Erilhan “Alternatif olarak, büyük ölçekli tedarik için ATR + CCS (Auto thermal reforming + Karbon Yakalama ve Sıkıştırma) kullanılarak doğal gaz bazlı hidrojen üretimi iyi bir seçenektir. Ucuz doğalgazın mevcudiyeti ve CO2 sıkıştırma imkanı nedeniyle bu düşük H2 maliyetlerine ulaşabileceğimiz ABD ve Kanada'da Mavi/LCH hidrojen (Düşük Karbonlu Hidrojen) projeleri yapıyoruz. Linde, Kanada'da halihazırda buna benzer bir projeye sahip ve bu proje 1 GW'lık bir elektrolizöre eşdeğer bir boyutta. Böyle bir kurulum, birçok yerde bugün ve gelecek yıllarda hidrojen için daha düşük maliyetler sağlıyor. Bu nedenle, büyük H2 projelerimiz şu anda iyi bir geçiş çözümü olabilecek LCH'ye (Low Carbon Hydrogen – Düşük Karbonlu Hidrojen) dayanmaktadır. Şu anda Linde ayrıca 5 farklı OEM (PEM, alkali, basınçlı alkali) ile toplam ~400 MW kapasiteli elektrolizör projeleri yürütüyor. Elektrolizör tedarikinin ölçeklendirilmesi de büyük ölçeğe ulaşmak için kritik öneme sahip bir faktördür." diye cevapladı.

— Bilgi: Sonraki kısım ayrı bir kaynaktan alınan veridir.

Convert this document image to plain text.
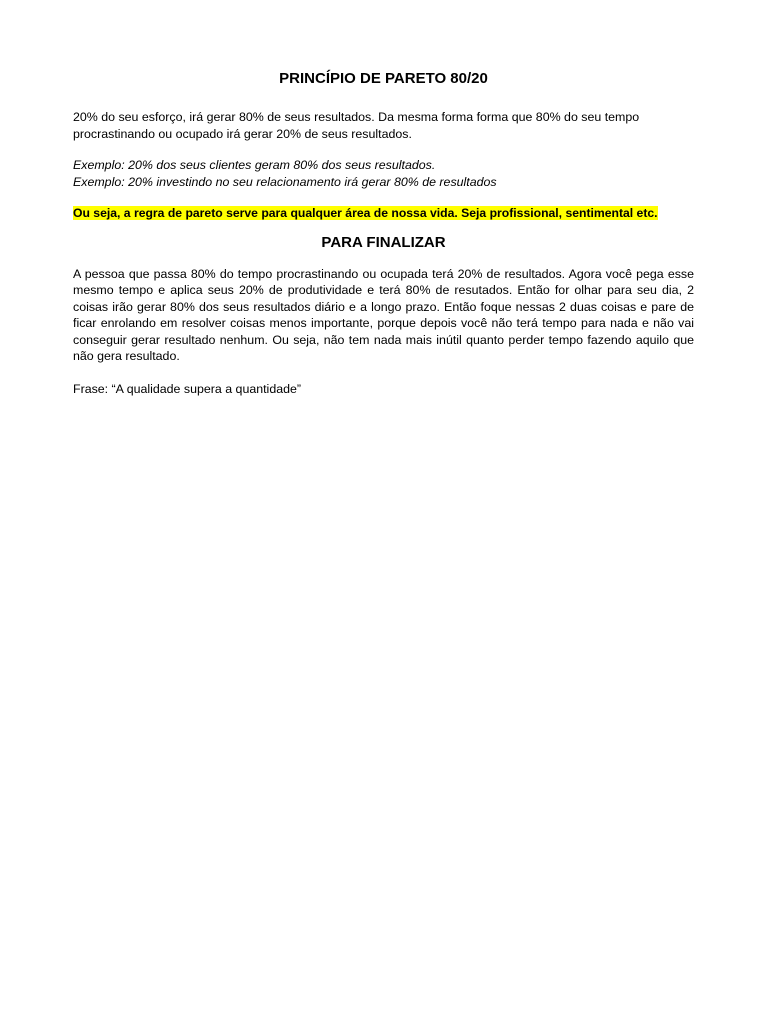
PRINCÍPIO DE PARETO 80/20

20% do seu esforço, irá gerar 80% de seus resultados. Da mesma forma forma que 80% do seu tempo procrastinando ou ocupado irá gerar 20% de seus resultados.

Exemplo: 20% dos seus clientes geram 80% dos seus resultados.

Exemplo: 20% investindo no seu relacionamento irá gerar 80% de resultados

Ou seja, a regra de pareto serve para qualquer área de nossa vida. Seja profissional, sentimental etc.

PARA FINALIZAR

A pessoa que passa 80% do tempo procrastinando ou ocupada terá 20% de resultados. Agora você pega esse mesmo tempo e aplica seus 20% de produtividade e terá 80% de resutados. Então for olhar para seu dia, 2 coisas irão gerar 80% dos seus resultados diário e a longo prazo. Então foque nessas 2 duas coisas e pare de ficar enrolando em resolver coisas menos importante, porque depois você não terá tempo para nada e não vai conseguir gerar resultado nenhum. Ou seja, não tem nada mais inútil quanto perder tempo fazendo aquilo que não gera resultado.

Frase: “A qualidade supera a quantidade”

YEO Teknoloji Güneş İş Geliştirme Direktörü Sami Serin ise yaptığı konuşmada, dünyanın fosil yakıtlı enerji üretiminden yenilenebilir enerji üretimine evrildiği bu dönemde, güneş enerjisi santrali yatırımlarının karbonsuzlaşma alanındaki küresel hedeflere ulaşmada öncü rol oynadığını ve YEO olarak bu süreci tüm boyutlarıyla entegre bir şekilde yönettiklerini belirtti.